Updated: Feb 11, 2018


Illustration of Legionella pneumophila, the bacterium that causes the majority of Legionnaires' disease cases and outbreaks.


Five local and state officials were charged with involuntary manslaughter Wednesday morning in the state investigation into the Flint water crisis. They are accused of failing to act during the Legionnaires' disease outbreak in Genesee County.

In 2014 and 2015, Genesee County saw 90 cases of Legionnaires' disease, leading to 12 deaths. 

Legionnaires' disease is a severe form of pneumonia caused by a waterborne bacteria called Legionella pneumophila. The bacteria exists naturally in freshwater systems, but becomes an issue when it is able to grow and multiply. Warm water with depleted levels of disinfectant best foster that growth.

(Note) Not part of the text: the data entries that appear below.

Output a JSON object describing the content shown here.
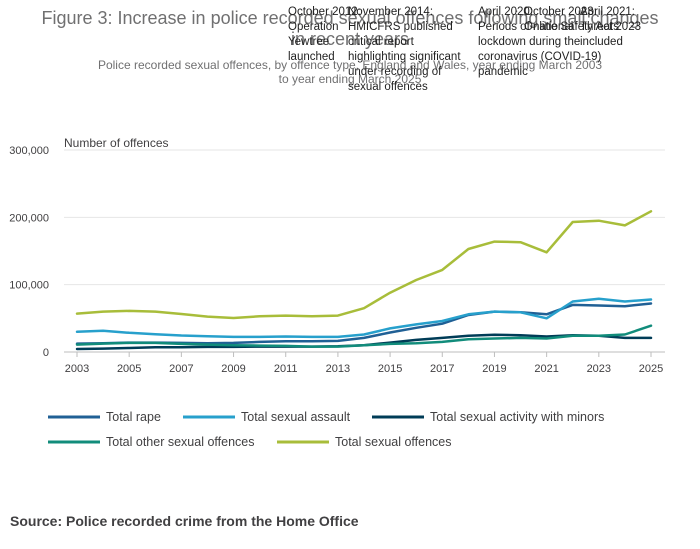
{
  "colors": {
    "total_rape": "#206095",
    "total_sexual_assault": "#27a0cc",
    "total_sexual_activity_with_minors": "#003c57",
    "total_other_sexual_offences": "#118c7b",
    "total_sexual_offences": "#a8bd3a",
    "grid": "#e6e6e6",
    "axis": "#bebebe"
  },
  "chart_data": {
    "type": "line",
    "title": "Figure 3: Increase in police recorded sexual offences following small changes in recent years",
    "subtitle": "Police recorded sexual offences, by offence type, England and Wales, year ending March 2003 to year ending March 2025",
    "ylabel": "Number of offences",
    "xlabel": "",
    "x": [
      2003,
      2004,
      2005,
      2006,
      2007,
      2008,
      2009,
      2010,
      2011,
      2012,
      2013,
      2014,
      2015,
      2016,
      2017,
      2018,
      2019,
      2020,
      2021,
      2022,
      2023,
      2024,
      2025
    ],
    "xticks": [
      "2003",
      "2005",
      "2007",
      "2009",
      "2011",
      "2013",
      "2015",
      "2017",
      "2019",
      "2021",
      "2023",
      "2025"
    ],
    "xlim": [
      2003,
      2025
    ],
    "ylim": [
      0,
      300000
    ],
    "yticks": [
      "0",
      "100,000",
      "200,000",
      "300,000"
    ],
    "grid": true,
    "legend_position": "bottom",
    "series": [
      {
        "name": "Total rape",
        "key": "total_rape",
        "values": [
          12500,
          13000,
          14000,
          14000,
          13500,
          13000,
          13500,
          15000,
          16000,
          16000,
          16500,
          21000,
          29000,
          36000,
          42000,
          55000,
          60000,
          59000,
          56000,
          70000,
          69000,
          68000,
          72000
        ]
      },
      {
        "name": "Total sexual assault",
        "key": "total_sexual_assault",
        "values": [
          30000,
          31500,
          28500,
          26500,
          24500,
          23500,
          22500,
          22500,
          23000,
          22500,
          22500,
          26000,
          35000,
          41000,
          46000,
          56000,
          60000,
          59000,
          50000,
          75000,
          79000,
          75000,
          78000
        ]
      },
      {
        "name": "Total sexual activity with minors",
        "key": "total_sexual_activity_with_minors",
        "values": [
          4500,
          5000,
          6000,
          7000,
          7000,
          7500,
          7500,
          8000,
          8000,
          8000,
          8500,
          10000,
          14000,
          18000,
          21000,
          24000,
          25500,
          25000,
          23000,
          25000,
          24000,
          21000,
          21000
        ]
      },
      {
        "name": "Total other sexual offences",
        "key": "total_other_sexual_offences",
        "values": [
          11000,
          12500,
          13500,
          13500,
          12000,
          11000,
          10000,
          9500,
          9000,
          8000,
          8000,
          10000,
          12000,
          13000,
          15000,
          19000,
          20000,
          21000,
          20000,
          24000,
          24000,
          26000,
          39000
        ]
      },
      {
        "name": "Total sexual offences",
        "key": "total_sexual_offences",
        "values": [
          57000,
          60000,
          61000,
          60000,
          56500,
          52500,
          50500,
          53000,
          54000,
          53000,
          54000,
          65000,
          88000,
          107000,
          122000,
          153000,
          164000,
          163000,
          148000,
          193000,
          195000,
          188000,
          209000
        ]
      }
    ],
    "annotations": [
      {
        "lines": [
          "October 2012:",
          "Operation",
          "Yewtree",
          "launched"
        ]
      },
      {
        "lines": [
          "November 2014:",
          "HMICFRS published",
          "critical report",
          "highlighting significant",
          "under recording of",
          "sexual offences"
        ]
      },
      {
        "lines": [
          "April 2020:",
          "Periods of national",
          "lockdown during the",
          "coronavirus (COVID-19)",
          "pandemic"
        ]
      },
      {
        "lines": [
          "October 2023:",
          "Online Safety Act 2023"
        ]
      },
      {
        "lines": [
          "April 2021:",
          "Threats",
          "included"
        ]
      }
    ]
  },
  "source": "Source: Police recorded crime from the Home Office"
}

People get sick by inhaling mist or vapor from contaminated water systems.

Some scientists blamed the outbreak on the 2014 switch to the Flint municipal water system. Improper corrosion control contributed to high lead levels leaching into the water, as well as a lack of chlorine disinfectant and high levels of iron; both can increase the likelihood of Legionella bacteria growth.

In February, the Centers for Disease Control reported a potential link between the spike in Legionnaires' disease and the city switching its water source in 2014. The CDC found a genetic link between two Legionnaires' cases and Legionella bacteria found at Flint’s McLaren Hospital.  

There were many concerns over the state's handling of the outbreak. The main concern, and the issue that led to the charges now facing officials, was that the public was not officially notified about the outbreak until January 2016. Many also wondered why the MDHHS failed to follow up with the Centers for Disease Control.